The type III interferon group is a group of anti-viral cytokines, that consists of four IFN-λ (lambda) molecules called IFN-λ1, IFN-λ2, IFN-λ3 (also known as IL29, IL28A and IL28B respectively), and IFN-λ4. They were discovered in 2003. Their function is similar to that of type I interferons, but is less intense and serves mostly as a first-line defense against viruses in the epithelium.

Genomic location 
Genes encoding this group of interferons are all located on the long arm of chromosome 19 in human, specifically in region between 19q13.12 and 19q13.13. IFNL1 gene, encoding IL-29, is located downstream of IFNL2, encoding IL-28A. IFNL3, encoding IL28B, is located downstream of IFNL4.

In mice, the genes encoding for type III interferons are located on chromosome 7 and the family consist only of IFN-λ2 and IFN-λ3.

Structure

Interferons 
All interferon groups belong to class II cytokine family which have a conserved structure that comprises six α-helices. The proteins of type III interferon group are highly homologous and show high amino acid sequence similarity between. The similarity between IFN-λ2 and IFN-λ3 is approximately 96%, similarity of IFNλ1 to IFNλ 2/3 is around 81%. Lowest similarity is found between IFN-λ4 and IFN-λ3 - only around 30%. Unlike type I interferon group, which consist of only one exon, type III interferons consist of multiple exons.

Receptor 
The receptors for these cytokines are also structurally conserved. The receptors have two type III fibronectin domains in their extracellular domain. The interface of these two domains forms the cytokine binding site. The receptor complex for type III interferons consists of two subunits - IL10RB (also called IL10R2 or CRF2-4) and IFNLR1 (formerly called IL28RA, CRF2-12).

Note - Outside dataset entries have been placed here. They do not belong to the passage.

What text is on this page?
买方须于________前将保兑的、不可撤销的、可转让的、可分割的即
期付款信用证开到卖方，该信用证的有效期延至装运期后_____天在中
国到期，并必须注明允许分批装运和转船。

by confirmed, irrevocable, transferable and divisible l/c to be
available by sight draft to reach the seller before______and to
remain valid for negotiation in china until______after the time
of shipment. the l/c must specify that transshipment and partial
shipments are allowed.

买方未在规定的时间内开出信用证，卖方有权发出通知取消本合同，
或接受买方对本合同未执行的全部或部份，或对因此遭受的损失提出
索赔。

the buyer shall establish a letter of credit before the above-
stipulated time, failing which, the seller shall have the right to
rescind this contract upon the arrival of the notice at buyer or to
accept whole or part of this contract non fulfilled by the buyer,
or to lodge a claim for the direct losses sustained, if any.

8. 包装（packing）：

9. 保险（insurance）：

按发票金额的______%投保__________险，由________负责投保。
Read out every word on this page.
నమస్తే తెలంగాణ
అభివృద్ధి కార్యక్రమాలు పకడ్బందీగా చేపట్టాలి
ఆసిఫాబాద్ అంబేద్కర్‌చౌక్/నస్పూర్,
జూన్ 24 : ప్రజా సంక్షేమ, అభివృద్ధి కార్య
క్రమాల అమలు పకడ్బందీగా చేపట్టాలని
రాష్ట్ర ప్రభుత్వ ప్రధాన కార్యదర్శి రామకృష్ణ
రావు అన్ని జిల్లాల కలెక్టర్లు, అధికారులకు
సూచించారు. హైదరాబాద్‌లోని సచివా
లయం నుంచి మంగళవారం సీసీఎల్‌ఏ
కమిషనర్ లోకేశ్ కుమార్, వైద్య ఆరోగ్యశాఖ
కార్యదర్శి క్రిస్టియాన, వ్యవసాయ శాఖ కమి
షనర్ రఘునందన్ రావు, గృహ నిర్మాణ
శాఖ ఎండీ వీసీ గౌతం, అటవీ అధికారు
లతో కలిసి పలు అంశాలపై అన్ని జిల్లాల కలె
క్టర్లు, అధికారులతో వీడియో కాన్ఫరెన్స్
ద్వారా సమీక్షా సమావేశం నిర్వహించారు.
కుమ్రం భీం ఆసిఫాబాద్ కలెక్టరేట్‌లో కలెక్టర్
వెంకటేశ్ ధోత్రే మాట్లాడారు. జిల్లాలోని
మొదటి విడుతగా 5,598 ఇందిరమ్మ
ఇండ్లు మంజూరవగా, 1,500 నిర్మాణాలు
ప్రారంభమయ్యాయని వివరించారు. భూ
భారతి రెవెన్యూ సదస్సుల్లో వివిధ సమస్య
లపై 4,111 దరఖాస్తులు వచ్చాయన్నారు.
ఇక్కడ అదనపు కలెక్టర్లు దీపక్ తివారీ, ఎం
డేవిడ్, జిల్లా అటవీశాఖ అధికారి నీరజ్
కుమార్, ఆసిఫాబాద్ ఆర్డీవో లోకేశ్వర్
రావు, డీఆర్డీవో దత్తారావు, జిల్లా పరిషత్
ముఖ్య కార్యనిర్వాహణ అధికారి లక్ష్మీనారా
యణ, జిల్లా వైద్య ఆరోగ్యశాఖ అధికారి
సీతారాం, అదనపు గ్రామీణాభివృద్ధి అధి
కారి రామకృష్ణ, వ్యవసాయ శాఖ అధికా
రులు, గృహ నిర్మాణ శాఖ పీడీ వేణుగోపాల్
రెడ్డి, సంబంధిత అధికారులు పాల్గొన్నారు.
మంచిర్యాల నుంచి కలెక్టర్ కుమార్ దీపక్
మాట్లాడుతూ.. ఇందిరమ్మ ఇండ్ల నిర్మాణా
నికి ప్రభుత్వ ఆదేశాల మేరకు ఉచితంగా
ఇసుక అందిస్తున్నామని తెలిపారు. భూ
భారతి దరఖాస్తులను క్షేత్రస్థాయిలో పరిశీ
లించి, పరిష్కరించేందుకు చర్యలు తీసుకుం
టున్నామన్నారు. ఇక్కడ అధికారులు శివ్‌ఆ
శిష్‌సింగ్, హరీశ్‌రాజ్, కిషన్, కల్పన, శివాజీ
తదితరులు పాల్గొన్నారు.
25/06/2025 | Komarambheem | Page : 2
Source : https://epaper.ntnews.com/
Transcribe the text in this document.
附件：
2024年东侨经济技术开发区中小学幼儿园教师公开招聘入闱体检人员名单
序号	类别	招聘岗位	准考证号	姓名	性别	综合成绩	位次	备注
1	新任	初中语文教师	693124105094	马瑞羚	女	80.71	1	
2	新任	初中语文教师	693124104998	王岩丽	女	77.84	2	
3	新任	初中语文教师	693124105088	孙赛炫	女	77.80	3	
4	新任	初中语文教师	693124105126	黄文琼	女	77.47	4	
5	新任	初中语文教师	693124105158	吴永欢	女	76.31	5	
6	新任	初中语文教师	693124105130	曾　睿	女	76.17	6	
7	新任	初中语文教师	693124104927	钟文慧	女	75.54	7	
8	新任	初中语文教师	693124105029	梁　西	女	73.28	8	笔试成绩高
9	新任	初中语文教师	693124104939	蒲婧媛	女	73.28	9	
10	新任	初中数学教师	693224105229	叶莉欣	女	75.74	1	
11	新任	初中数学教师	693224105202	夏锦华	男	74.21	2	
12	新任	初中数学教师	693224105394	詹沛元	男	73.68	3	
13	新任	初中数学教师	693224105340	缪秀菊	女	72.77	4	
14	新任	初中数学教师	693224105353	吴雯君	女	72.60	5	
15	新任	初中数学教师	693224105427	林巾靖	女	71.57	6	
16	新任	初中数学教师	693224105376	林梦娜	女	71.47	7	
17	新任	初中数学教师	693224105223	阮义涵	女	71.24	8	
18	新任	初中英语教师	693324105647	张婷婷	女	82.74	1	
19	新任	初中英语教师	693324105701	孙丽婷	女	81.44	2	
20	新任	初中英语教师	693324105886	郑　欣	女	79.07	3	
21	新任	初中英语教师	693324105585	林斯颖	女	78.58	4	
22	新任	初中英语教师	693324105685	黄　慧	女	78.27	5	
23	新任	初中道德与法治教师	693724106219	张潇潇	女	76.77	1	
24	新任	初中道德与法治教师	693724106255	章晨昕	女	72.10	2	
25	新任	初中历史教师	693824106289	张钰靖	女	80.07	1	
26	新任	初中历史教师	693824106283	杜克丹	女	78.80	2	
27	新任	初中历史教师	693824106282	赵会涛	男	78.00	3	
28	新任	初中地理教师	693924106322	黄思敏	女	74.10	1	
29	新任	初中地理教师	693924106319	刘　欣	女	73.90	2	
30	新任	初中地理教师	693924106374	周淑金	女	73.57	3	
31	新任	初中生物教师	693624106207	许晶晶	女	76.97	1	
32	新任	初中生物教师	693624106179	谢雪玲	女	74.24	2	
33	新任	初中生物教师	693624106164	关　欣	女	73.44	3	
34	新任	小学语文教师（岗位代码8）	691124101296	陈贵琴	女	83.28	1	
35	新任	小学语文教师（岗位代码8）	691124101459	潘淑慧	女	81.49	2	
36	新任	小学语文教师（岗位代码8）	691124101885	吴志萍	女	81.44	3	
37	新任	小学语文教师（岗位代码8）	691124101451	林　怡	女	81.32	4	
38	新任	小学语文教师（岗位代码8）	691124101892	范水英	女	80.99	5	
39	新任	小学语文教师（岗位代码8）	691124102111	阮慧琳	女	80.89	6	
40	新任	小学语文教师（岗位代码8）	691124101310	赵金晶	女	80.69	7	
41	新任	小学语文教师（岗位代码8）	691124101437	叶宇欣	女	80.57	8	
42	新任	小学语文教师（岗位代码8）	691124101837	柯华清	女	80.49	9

In contrast to the ubiquitous expression of receptors for type I interferons, IFNLR1 is largely restricted to tissues of epithelial origin. Despite high homology between type III interferons, the binding affinity to IFNLR1 differ, with IFN-λ1 showing the highest binding affinity, and IFN-λ3 showing the lowest binding affinity.

Signalling pathway 
IFN-λ production is induced by pathogen sensing through pattern recognition receptors (PRR), including TLR, Ku70 and RIG-I-like. The main producer of IFN-λ are type 2 myeloid dendritic cells.

IFN-λ binds to IFNLR1 with a high affinity, which then recruits the low-affinity subunit of the receptor, IL10Rb. This interaction creates a signalling complex. Upon binding of the cytokine to the receptor, JAK-STAT signalling pathway gets activated, specifically JAK1 and TYK2 and phosphorylate and activate STAT-1 and STAT-2, which then induces downstream signalling that leads to induction of expression of hundreds of IFN-stimulated genes (ISG), e.g.: NF-κB, IRF, ISRE, Mx1, OAS1.

The signalling is modulated by suppressor of cytokine signalling 1 (SOCS1) and ubiquitin-specific peptidase 18 (USP18).

Function 
Functions of type III interferons overlap largely with that of type I interferons. Both of these cytokine groups modulate the immune response after a pathogen has been sensed in the organism, their functions are mostly anti-viral and anti-proliferative. However, type III interferons tend to be less inflammatory and show a slower kinetics than type I. Also, because of the restricted expression of IFNLR1, the immunomodulatory effect of type III interferons is limited.

Because the receptors for type I and type II interferons are expressed on almost all nucleated cells, their function is rather systemic. Type III interferon receptors are expressed more specifically on epithelial cells and some immune cells such as neutrophils, and depending on the species, B cells and dendritic cells as well. Therefore, their antiviral effects are most prominent in barriers, in gastrointestinal, respiratory and reproductive tracts. Type III interferons usually act as the first line of defense against viruses at the barriers.

In the gastrointestinal tract, both type I and type III interferons are needed to effectively fight reovirus infection. Type III interferons restrict the initial replication of the virus and diminish the shedding of through feces, while type I interferons prevent the systematic infection.  On the other hand, in the respiratory tract these two groups of interferons seem to be rather redundant, as documented by the susceptibility of double-deficient mice (in receptors for type I and type III interferons), but the resistance to respiratory virus in mice that are deficient in either type I or type III interferon receptors. Additional gastrointestinal viruses such as rotavirus and norovirus, as well as non-gastrointestinal viruses like influenza and West Nile virus, are also restricted by type III interferons.